Typically only 2% of data changes between backups. Data reduction only stores those changes. If 1TB is backed up and the next day backed up again, only 20GB will have changed, so instead of storing 1TB twice, or a total of 2TB, you only store the first 1TB and the 20GB of changes. For example: ten backups of 1TB of data without data reduction would require 10TB of storage. With data reduction, only 1TB plus nine 20GB changes will be stored for a total of 1.18TB. In this example, the data reduction is 8.5 to 1.
To further increase the data reduction ratio, the last full backup can also be compressed, after the backup is completed to disk. Typical compression is 2 to 1, resulting in the last backup file being compressed to 500GB instead of 1TB. The result is 500GB of data compressed during the last backup and 180GB of changed data (9 additional backups at 20GB each) for a total of only 680GB. The result is 680GB of storage for ten full backups with last backup compression and data reduction versus 10TB of storage without data reduction. In this example the data reduction is 14.7 to 1.
Longer retention periods result in even greater storage savings. For 1TB of data with 20 full backups, 20TB of storage is required without data reduction but only 880GB of storage is required with data reduction. (500GB last back compressed plus 19 x 20GB changes). This results in a data reduction ratio of 22.7 to 1.
Last backup compression plus data reduction uses far less storage and can reduce the storage costs for backup by up to 75% over standard SATA drives without compression and data reduction.
It doesn’t matter if the primary storage ran single instance store and then archived the data, because whatever data remains still needs to be backed up. The remaining data is backed up over and over and over again. Also a history of how the data looked at different points in time is required for regulations, audit, financial purposes, legal discoveries and many other reasons.

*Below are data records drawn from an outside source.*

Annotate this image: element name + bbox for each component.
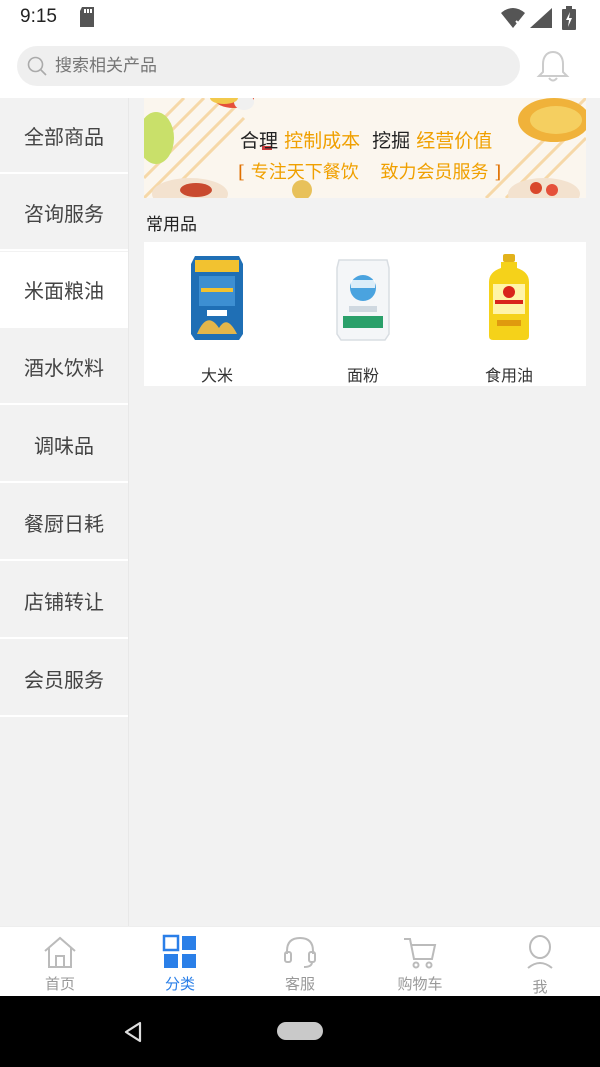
sidebar-item-drinks[interactable]: 酒水饮料	[0, 329, 128, 405]
banner-line-2: [ 专注天下餐饮 致力会员服务 ]	[238, 162, 502, 183]
banner-line-1: 合理 控制成本 挖掘 经营价值	[240, 126, 492, 153]
tab-me[interactable]: 我	[480, 930, 600, 996]
banner-text: 合理	[240, 130, 279, 152]
tab-customer-service[interactable]: 客服	[240, 930, 360, 994]
sidebar-item-label: 全部商品	[24, 124, 104, 149]
product-item-cooking-oil[interactable]: 食用油	[436, 252, 582, 385]
tab-label: 购物车	[397, 975, 443, 993]
sidebar-item-seasoning[interactable]: 调味品	[0, 407, 128, 483]
battery-icon	[562, 6, 576, 30]
category-sidebar: 全部商品 咨询服务 米面粮油 酒水饮料 调味品 餐厨日耗 店铺转让 会员服务	[0, 98, 129, 926]
flour-bag-icon	[336, 259, 390, 341]
banner-text: 经营价值	[416, 130, 493, 152]
search-icon	[27, 56, 47, 76]
wifi-icon	[501, 8, 525, 28]
tab-cart[interactable]: 购物车	[360, 930, 480, 994]
banner-text: 控制成本	[284, 130, 361, 152]
tab-category[interactable]: 分类	[120, 930, 240, 994]
tab-label: 客服	[284, 975, 315, 993]
sidebar-item-all-goods[interactable]: 全部商品	[0, 98, 128, 174]
sidebar-item-label: 会员服务	[24, 667, 104, 692]
banner-text: 致力会员服务	[380, 162, 489, 183]
sidebar-item-shop-transfer[interactable]: 店铺转让	[0, 563, 128, 639]
sidebar-item-label: 酒水饮料	[24, 355, 104, 380]
tab-home[interactable]: 首页	[0, 930, 120, 994]
sidebar-item-grain-oil[interactable]: 米面粮油	[0, 252, 128, 328]
product-label: 面粉	[346, 366, 379, 385]
signal-icon	[530, 8, 552, 28]
bell-icon[interactable]	[535, 48, 571, 84]
tab-label: 首页	[44, 975, 75, 993]
product-label: 大米	[200, 366, 233, 385]
sidebar-item-label: 米面粮油	[24, 278, 104, 303]
product-item-rice[interactable]: 大米	[144, 252, 290, 385]
user-icon	[527, 935, 553, 969]
product-item-flour[interactable]: 面粉	[290, 252, 436, 385]
tab-label: 分类	[164, 975, 195, 993]
oil-bottle-icon	[489, 254, 529, 340]
sd-card-icon	[80, 7, 94, 27]
section-title: 常用品	[146, 215, 197, 235]
banner-text: 专注天下餐饮	[250, 162, 359, 183]
product-grid: 大米 面粉 食用油	[144, 242, 586, 386]
search-input[interactable]	[55, 46, 495, 86]
sidebar-item-label: 咨询服务	[24, 201, 104, 226]
product-label: 食用油	[484, 366, 533, 385]
rice-bag-icon	[191, 256, 243, 340]
banner-text: 挖掘	[372, 130, 411, 152]
sidebar-item-member-service[interactable]: 会员服务	[0, 641, 128, 717]
back-icon[interactable]	[122, 1020, 144, 1044]
home-pill-button[interactable]	[277, 1022, 323, 1040]
headset-icon	[284, 936, 316, 968]
sidebar-item-label: 店铺转让	[24, 589, 104, 614]
promo-banner[interactable]: 合理 控制成本 挖掘 经营价值 [ 专注天下餐饮 致力会员服务 ]	[144, 98, 586, 198]
sidebar-item-consulting[interactable]: 咨询服务	[0, 175, 128, 251]
sidebar-item-label: 餐厨日耗	[24, 511, 104, 536]
status-time: 9:15	[20, 6, 57, 27]
sidebar-item-label: 调味品	[34, 433, 94, 458]
cart-icon	[404, 938, 437, 969]
tab-label: 我	[532, 978, 548, 996]
category-grid-icon	[162, 934, 196, 968]
home-icon	[44, 936, 76, 968]
sidebar-item-kitchen-supplies[interactable]: 餐厨日耗	[0, 485, 128, 561]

All backup applications can write to a disk volume, a NAS share (network-attached storage) or to a tape library. Therefore, SATA disk can be placed behind a backup server as an iSCSI or NAS target. Market-leading products ship with a NAS interface, high quality SATA drives, last backup compression and data reduction in an easy to use, turnkey appliance. Most solutions with data reduction offer a single site system for onsite disk-backup while using tape for offsite, but two-site solutions used to eliminate offsite tape are becoming more popular.